By Michele Lerner
Whether you’re a helicopter parent who frets over every one of your child’s activities or a freerange parent who takes a hands-off approach to raising your kids, you are both likely to share a concern about your children’s financial future. And it’s generally not a happy view.
A recent survey by Citi of 1,500 parents found that 56 percents of parents surveyed “are not confident that life for their children’s generation will necessarily be better than it has been for their generation.” Parents worry about a range of financial issues their children will face:
- 71 percent think saving for a home will be a major concern for their children.
- 71 percent think their children will struggle to have enough money for major expenses such as a car or education.
- 69 percent think their children will be concerned about having enough money for emergencies.
- 69 percent of adults think their children will also worry about their own children’s financial future.
On a more positive note, nearly nine out of 10 parents are teaching their children about money. “It’s encouraging to see parents taking matters into their own hands,” says Linda Descano, a personal finance expert with Citi. “Parents are doing various financial education activities, whether it’s talking to their kids openly about their family’s financial circumstances or taking them to the bank to teach them about money.”
Ric Runestad, owner of Runestad Financial Services in Fort Wayne, Indiana, divides the concerns as micro-financial and macro-financial. “On the microfinancial or personal finance side, parents should be concerned that their children are able to find financially rewarding careers, but even more important, that they’re financially responsible,” he says. “People who spend whatever money they have right now often have an entire financial system working against them, instead of for them.”
Tips for Anxious Parents
While parents can’t do much to alleviate concerns about macro-financial perils — such as the exploding costs of education and housing and a stagnant economy — they can make sure their children know enough about money management to deftly deal with whatever life throws them.
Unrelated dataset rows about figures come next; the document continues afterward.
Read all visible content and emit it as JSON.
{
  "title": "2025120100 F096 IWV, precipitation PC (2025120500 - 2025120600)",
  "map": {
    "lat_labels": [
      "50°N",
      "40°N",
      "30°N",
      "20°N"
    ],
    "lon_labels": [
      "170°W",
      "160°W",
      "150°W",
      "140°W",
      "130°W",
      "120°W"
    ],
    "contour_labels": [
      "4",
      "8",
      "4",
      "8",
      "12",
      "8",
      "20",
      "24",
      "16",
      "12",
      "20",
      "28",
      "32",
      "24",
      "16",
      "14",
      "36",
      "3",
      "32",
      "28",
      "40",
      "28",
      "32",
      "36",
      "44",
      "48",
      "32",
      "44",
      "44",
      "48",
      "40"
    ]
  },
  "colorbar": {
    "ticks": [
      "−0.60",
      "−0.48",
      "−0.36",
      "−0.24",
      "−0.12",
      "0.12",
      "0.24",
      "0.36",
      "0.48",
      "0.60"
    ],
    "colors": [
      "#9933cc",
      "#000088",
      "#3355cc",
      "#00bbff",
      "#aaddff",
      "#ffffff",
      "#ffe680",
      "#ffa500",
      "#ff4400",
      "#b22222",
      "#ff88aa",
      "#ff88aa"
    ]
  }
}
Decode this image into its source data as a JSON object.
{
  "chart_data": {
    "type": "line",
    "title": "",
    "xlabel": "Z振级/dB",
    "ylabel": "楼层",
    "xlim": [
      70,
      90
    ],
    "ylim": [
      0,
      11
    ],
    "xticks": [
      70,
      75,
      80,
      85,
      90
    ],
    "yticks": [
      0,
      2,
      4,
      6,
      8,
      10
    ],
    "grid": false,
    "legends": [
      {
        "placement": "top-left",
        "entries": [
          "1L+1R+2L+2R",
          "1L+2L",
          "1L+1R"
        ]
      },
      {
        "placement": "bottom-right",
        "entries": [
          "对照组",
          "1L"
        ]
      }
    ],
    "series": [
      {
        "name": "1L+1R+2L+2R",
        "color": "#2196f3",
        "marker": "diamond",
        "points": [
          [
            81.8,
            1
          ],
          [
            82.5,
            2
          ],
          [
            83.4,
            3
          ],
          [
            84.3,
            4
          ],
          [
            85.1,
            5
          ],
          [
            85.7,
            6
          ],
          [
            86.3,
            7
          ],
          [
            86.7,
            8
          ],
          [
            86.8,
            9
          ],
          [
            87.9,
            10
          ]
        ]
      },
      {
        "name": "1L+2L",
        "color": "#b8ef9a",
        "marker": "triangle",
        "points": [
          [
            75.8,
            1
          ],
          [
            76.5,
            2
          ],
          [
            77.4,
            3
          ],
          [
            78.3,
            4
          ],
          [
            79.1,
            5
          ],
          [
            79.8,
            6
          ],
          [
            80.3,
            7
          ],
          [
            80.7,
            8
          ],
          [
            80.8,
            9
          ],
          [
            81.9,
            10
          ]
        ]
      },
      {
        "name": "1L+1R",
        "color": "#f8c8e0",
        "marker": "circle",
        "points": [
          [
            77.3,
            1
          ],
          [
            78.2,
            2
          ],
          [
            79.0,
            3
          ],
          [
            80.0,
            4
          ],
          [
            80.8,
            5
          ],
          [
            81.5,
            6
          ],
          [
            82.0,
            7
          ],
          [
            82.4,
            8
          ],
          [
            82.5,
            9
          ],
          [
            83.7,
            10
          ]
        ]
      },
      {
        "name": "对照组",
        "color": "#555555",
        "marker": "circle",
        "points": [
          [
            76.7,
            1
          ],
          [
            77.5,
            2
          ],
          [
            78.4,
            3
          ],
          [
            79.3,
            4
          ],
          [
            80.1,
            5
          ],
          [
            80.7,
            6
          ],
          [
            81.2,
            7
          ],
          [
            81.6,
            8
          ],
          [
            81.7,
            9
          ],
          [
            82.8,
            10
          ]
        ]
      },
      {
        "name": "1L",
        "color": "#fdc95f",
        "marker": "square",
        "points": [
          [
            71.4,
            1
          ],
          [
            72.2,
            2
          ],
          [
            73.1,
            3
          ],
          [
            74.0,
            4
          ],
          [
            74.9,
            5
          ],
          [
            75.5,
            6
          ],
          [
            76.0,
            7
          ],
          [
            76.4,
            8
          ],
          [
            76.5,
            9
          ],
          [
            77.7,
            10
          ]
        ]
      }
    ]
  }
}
- Teach financial responsibility. It’s natural to fear that your children will take on too much debt or be unprepared for financial emergencies when they reach adulthood. But you don’t have to wait until they make a mistake to prepare them to be financially responsible. “It’s important to remember that it’s never too early to start talking to your kids about money and saving,” says Descano. “When they’re young, you’ll want to start with more simple conversations about money (sharing tidbits about your purchase decisions with them when you shop) and as they get older introducing more complex money matters (such as the value of having an emergency fund and saving for unexpected events).”
- Use an allowance as an educational tool. An allowance is an ideal way to teach about responsible spending/saving, says Suzanna de Baca, vice president of wealth strategies at Ameriprise. “Provide your children with the opportunity to save and spend their allowance or earned money as they please (with some guidance). This flexibility will allow them to learn early on that spending money as fast as they earn it can have consequences. Depending on the age and maturity of your child, you may choose to share with them a financial mistake you made in the past and how you recovered.”
- Plan for college. As college tuition grows, many parents worry about how their children will afford to attend. “As parents, consider beginning to save into a 529 plan early in your child’s life and ask your child to contribute once he or she begins earning their own money,” says de Baca. “When it comes time to make college decisions, help your child evaluate the tuition and other college expenses (travel home, Greek or club dues, entertainment costs, etc.) for each college he/she is considering. Make sure to educate yourself on current student loan lending practices and options and help your child determine a realistic amount of student loan debt he/she can take on.”
- Prepare for life’s big purchases. Even for young adults with a responsible mindset, a lack of financial knowledge can be detrimental for large purchases like a car or home. As a parent, you can offset this concern by being open to discuss these things as they grow older and begin managing their own money.
- Reframe your money mindset. Changing the way you think about money can go a long way to alleviating your financial fears for your children and, at the same time, help your children learn to make smart financial decisions. Runestad’s take: “The real question you should ask isn’t, ‘Can we afford this?’ but rather, ‘Do we need this, and if so, is this the best deal we can get on it, and should we wait and buy it when we have saved the money for it?’ These may seem like small differences, but they aren’t. How our children think about money will make a huge difference in their ability to wisely manage it and consequentially will have a huge impact on their quality of life.”